Para muito além da responsabilização dos agressores, convidamos todos e todas – e, especialmente, pessoas brancas em espaços de poder político e institucional – a refletir sobre qual é a responsabilidade de cada um e de cada uma de nós para que João Alberto seja visto como apenas um corpo – e um corpo matável. Em que medida as nossas ações e, principalmente, nossas omissões têm contribuído e confortado o dedo no gatilho – ou, como no caso, a sucessão de socos – que matam diariamente seres humanos pelo simples fato de possuírem uma maior quantidade de melanina na pele.

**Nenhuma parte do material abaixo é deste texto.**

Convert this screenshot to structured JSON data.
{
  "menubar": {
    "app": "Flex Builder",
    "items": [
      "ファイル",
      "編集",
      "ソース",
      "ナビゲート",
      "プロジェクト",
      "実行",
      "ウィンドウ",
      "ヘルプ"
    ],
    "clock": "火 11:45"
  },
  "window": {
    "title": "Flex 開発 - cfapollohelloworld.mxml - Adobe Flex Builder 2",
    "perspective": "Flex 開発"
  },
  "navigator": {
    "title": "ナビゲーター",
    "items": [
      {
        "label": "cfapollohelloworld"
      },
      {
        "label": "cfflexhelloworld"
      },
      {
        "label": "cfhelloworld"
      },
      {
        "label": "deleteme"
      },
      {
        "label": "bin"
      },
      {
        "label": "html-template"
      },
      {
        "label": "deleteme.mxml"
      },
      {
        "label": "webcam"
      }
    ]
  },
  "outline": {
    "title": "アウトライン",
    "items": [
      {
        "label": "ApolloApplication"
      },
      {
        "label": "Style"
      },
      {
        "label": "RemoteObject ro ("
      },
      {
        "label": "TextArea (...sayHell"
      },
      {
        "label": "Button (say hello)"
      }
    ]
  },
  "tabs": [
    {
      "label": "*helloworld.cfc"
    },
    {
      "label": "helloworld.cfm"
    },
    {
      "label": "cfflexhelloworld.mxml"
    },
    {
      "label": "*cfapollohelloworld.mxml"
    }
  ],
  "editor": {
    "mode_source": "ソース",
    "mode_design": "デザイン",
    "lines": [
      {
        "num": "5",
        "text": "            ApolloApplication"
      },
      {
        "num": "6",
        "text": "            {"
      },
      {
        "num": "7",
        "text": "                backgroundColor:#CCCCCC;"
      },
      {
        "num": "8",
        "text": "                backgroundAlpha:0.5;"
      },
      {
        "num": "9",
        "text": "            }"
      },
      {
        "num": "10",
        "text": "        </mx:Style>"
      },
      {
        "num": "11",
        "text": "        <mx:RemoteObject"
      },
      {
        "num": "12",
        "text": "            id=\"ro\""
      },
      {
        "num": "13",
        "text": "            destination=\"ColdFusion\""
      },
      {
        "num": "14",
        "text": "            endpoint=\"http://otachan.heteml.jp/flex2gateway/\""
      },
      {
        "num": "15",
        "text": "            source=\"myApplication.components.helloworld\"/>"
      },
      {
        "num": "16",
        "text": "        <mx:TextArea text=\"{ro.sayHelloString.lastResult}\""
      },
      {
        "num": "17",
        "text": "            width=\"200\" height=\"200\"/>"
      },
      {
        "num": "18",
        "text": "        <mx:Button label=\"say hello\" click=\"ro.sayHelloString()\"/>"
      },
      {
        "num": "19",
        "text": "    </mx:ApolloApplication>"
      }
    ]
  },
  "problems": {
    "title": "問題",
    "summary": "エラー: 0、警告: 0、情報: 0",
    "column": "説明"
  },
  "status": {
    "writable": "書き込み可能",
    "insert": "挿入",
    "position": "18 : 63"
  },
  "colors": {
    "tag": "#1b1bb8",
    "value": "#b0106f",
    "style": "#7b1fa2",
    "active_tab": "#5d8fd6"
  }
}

Herdamos uma sociedade estruturada a partir do racismo, de forma que aprendemos a naturalizar uma hierarquia racial que tem sido responsável pelo genocídio e pela negativa de direitos à população negra deste país, na mesma medida em que mantém os privilégios materiais e simbólicos da população branca. Se queremos romper com esta dinâmica “normal” de funcionamento, é necessário que as instituições – públicas e privadas – fomentem ativamente o debate sobre questões raciais, buscando garantir a representatividade de pessoas negras em cargos com poder de mando e gestão e a formação de identidades brancas críticas e conscientes de seus privilégios.

 

Nós, como magistrados e magistradas, voltando nosso olhar especificamente para o Poder Judiciário, que tanto tem contribuído para a manutenção e para o reforço desta estrutura desigual, vemos no ano de 2020 um horizonte de esperança no âmbito da instituição. Isso porque o Conselho Nacional de Justiça promoveu, de forma inédita, o debate sobre questões raciais que acabou resultando em Relatório apresentado pelo Grupo de Trabalho sobre Igualdade Racial no Poder Judiciário, entregue no último dia 20 de outubro, a propor medidas concretas para garantir a equidade racial na instituição. Nosso compromisso primeiro é, pois, com a implementação das medidas sugeridas após um longo e intenso diálogo com a sociedade.

 

Como ensina Lélia Gonzalez, “enquanto a questão negra não for assumida pela sociedade brasileira como um todo: negros, brancos e nós todos juntos refletirmos, avaliarmos, desenvolvermos uma práxis de conscientização da questão da discriminação racial neste país, vai ser muito difícil no Brasil, chegar ao ponto de efetivamente ser uma democracia racial”. A morte de João Alberto, nas vésperas da data que se memora o assassinato de Zumbi, não será em vão se, em sua memória, caminharmos rumo à concretização de um projeto de uma sociedade mais justa e igualitária, com igualdade de direitos e oportunidades para todos e todas. Por isso nós, da AJD, reafirmamos o nosso compromisso com a contribuição para a efetivação deste projeto de nação que já estava presente em Palmares e que foi acolhido pela nossa Constituição de 1988.